The water still looks terrible. He decides to change the lot, and opens the valve. The water in the pool slowly runs away. After half an hour, it’s empty.

The water continues on its way down to the purification plant. After passing through a number of filters and cleansing processes, it slips back out into the sea via enormous pipes. There it disperses, merges with the greater water and remains the same.

Substitute

When Matte rang me it was the first time I’d heard from him in twenty-two years. It’s a strange feeling, picking up the phone and there on the other end is a person you assumed was…well, maybe not dead, but gone. A person you will never bump into again. Gone.

‘Hi. It’s Mats. Mats Hellberg.’

‘Matte?’

‘Yes. How are you?’

‘Fine. Fine. What about you?’

A three-second pause. During that time a number of different scenarios flickered through my mind. I knew something had gone wrong in the autumn of 1982. Something that meant Matte couldn’t come back to school. That was the last I heard. Something had gone wrong, and presumably it was still a problem. So the pause made me feel uncomfortable.

‘There’s something I have to tell you. Can we meet?’

‘I don’t know…’

‘Please. It’s important. You’re the only one I could call.’

‘So what’s it all about?’

Another pause. I looked at the clock.
Six Feet Under
was due to start in two minutes, the last episode of the season, and I didn’t want to miss a second.

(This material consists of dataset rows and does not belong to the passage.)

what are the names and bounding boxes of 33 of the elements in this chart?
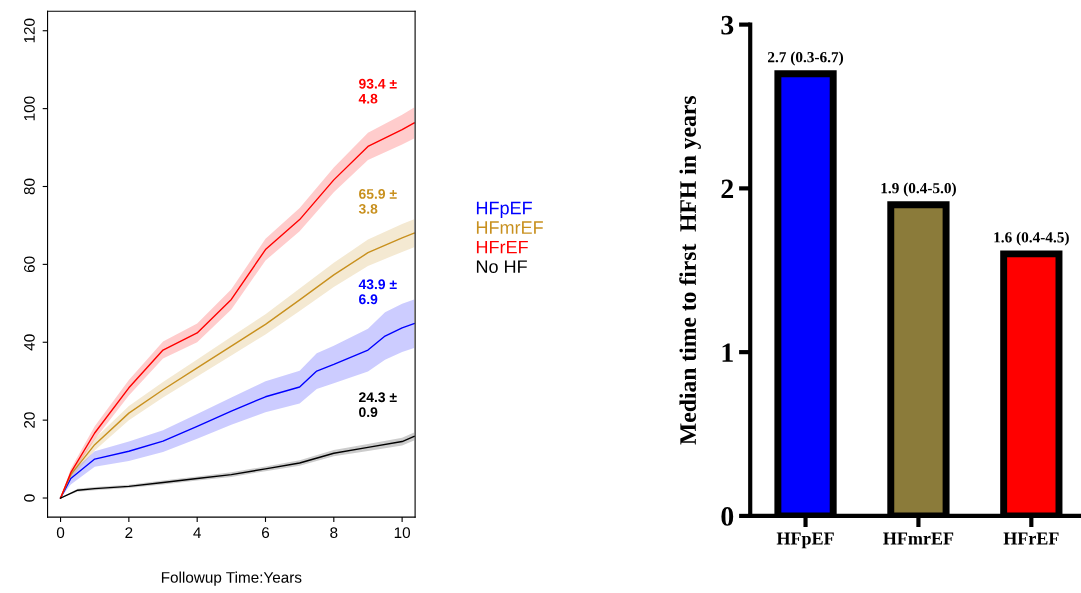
x-tick-label: 8 <box>330 527 338 539</box>
text: No HF <box>476 260 527 274</box>
annotation: 43.9 ± 6.9 <box>358 279 397 305</box>
y-tick-label: 0 <box>24 494 35 502</box>
x-tick-label: HFmrEF <box>883 532 954 545</box>
y-tick-label: 3 <box>721 15 734 35</box>
y-tick-label: 40 <box>24 334 35 351</box>
annotation: 93.4 ± 4.8 <box>358 78 397 104</box>
annotation: 24.3 ± 0.9 <box>359 392 397 418</box>
y-tick-label: 0 <box>721 507 734 526</box>
y-tick-label: 80 <box>24 178 35 195</box>
y-tick-label: 100 <box>24 96 35 121</box>
text: HFrEF <box>476 240 528 254</box>
y-tick-label: 60 <box>24 256 35 273</box>
text: HFpEF <box>476 201 532 218</box>
x-tick-label: 10 <box>394 527 411 539</box>
y-tick-label: 1 <box>722 343 733 362</box>
x-tick-label: 4 <box>193 527 201 538</box>
text: HFmrEF <box>476 221 543 234</box>
data-label: 1.9 (0.4-5.0) <box>881 182 956 197</box>
y-tick-label: 120 <box>24 18 35 43</box>
x-tick-label: HFrEF <box>1003 532 1059 545</box>
x-tick-label: 2 <box>125 527 133 538</box>
y-tick-label: 20 <box>24 412 35 428</box>
x-tick-label: 0 <box>56 527 65 539</box>
x-axis-title: Followup Time:Years <box>161 571 302 586</box>
annotation: 65.9 ± 3.8 <box>358 189 397 214</box>
x-tick-label: 6 <box>262 527 270 539</box>
x-tick-label: HFpEF <box>776 532 834 549</box>
data-label: 1.6 (0.4-4.5) <box>994 231 1069 246</box>
y-tick-label: 2 <box>721 179 734 199</box>
y-axis-title: Median time to first HFH in years <box>679 96 701 445</box>
data-label: 2.7 (0.3-6.7) <box>767 51 844 66</box>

‘Have you never wondered what happened?’

‘What?’

‘To me.’

‘Well yes, but—’

‘It’s not what you think. It’s not even close to anything you might think. Can we meet?’

In the autumn of ’82 there had been a great deal of speculation in my class about what had really happened. Matte had killed someone, Matte had gone completely crazy and was in some loony bin. After Christmas he was as good as forgotten. Life went on. I suppose I thought about him from time to time because I was the person who’d been closest to him, as far as it was possible to be close to someone like Matte. But even I forgot about him. As you do, I told myself.

And yet my conscience was pricking me. Not because of what I did or didn’t do when we were thirteen, but because I hadn’t thought about him. So I said, ‘Yes, OK. When and where?’

‘Can you come over here tomorrow? To my place?’

‘Where do you live?’

He gave me the address of an apartment in Råcksta. I immediately thought it must be something the hospital had organised for him, and it turned out I was right.

It was exactly twenty past nine, and I would only be missing the title sequence. But before I managed to hang up, Matte asked, ‘Listen, have you still got the class photo?’

‘Which one?’

‘The last one. Year 6.’

‘I don’t know. Maybe.’

‘Could you have a look and bring it with you? It’s important.’

‘OK.’

We said goodbye and hung up.

David and Claire were smoking hash, Nate was due to have an operation and I couldn’t stop thinking about the class photo. Firstly, where was it, and did I actually still have it? And secondly, what was special about it?

As soon as the program was over I went down into the cellar and started rummaging through the archive of my life: three banana boxes full of photos, letters, magazines, tapes and all the other stuff you end up collecting if you’re that type, which I am.

I got hung up for a while on a concert program from Depeche Mode’s Black Celebration tour. Page after page of meaningless icons that I’d copied into my school books. A picture of Martin Gore, who’d been my role model. If only I’d had curly hair. But that was around 1985–86. I burrowed deeper.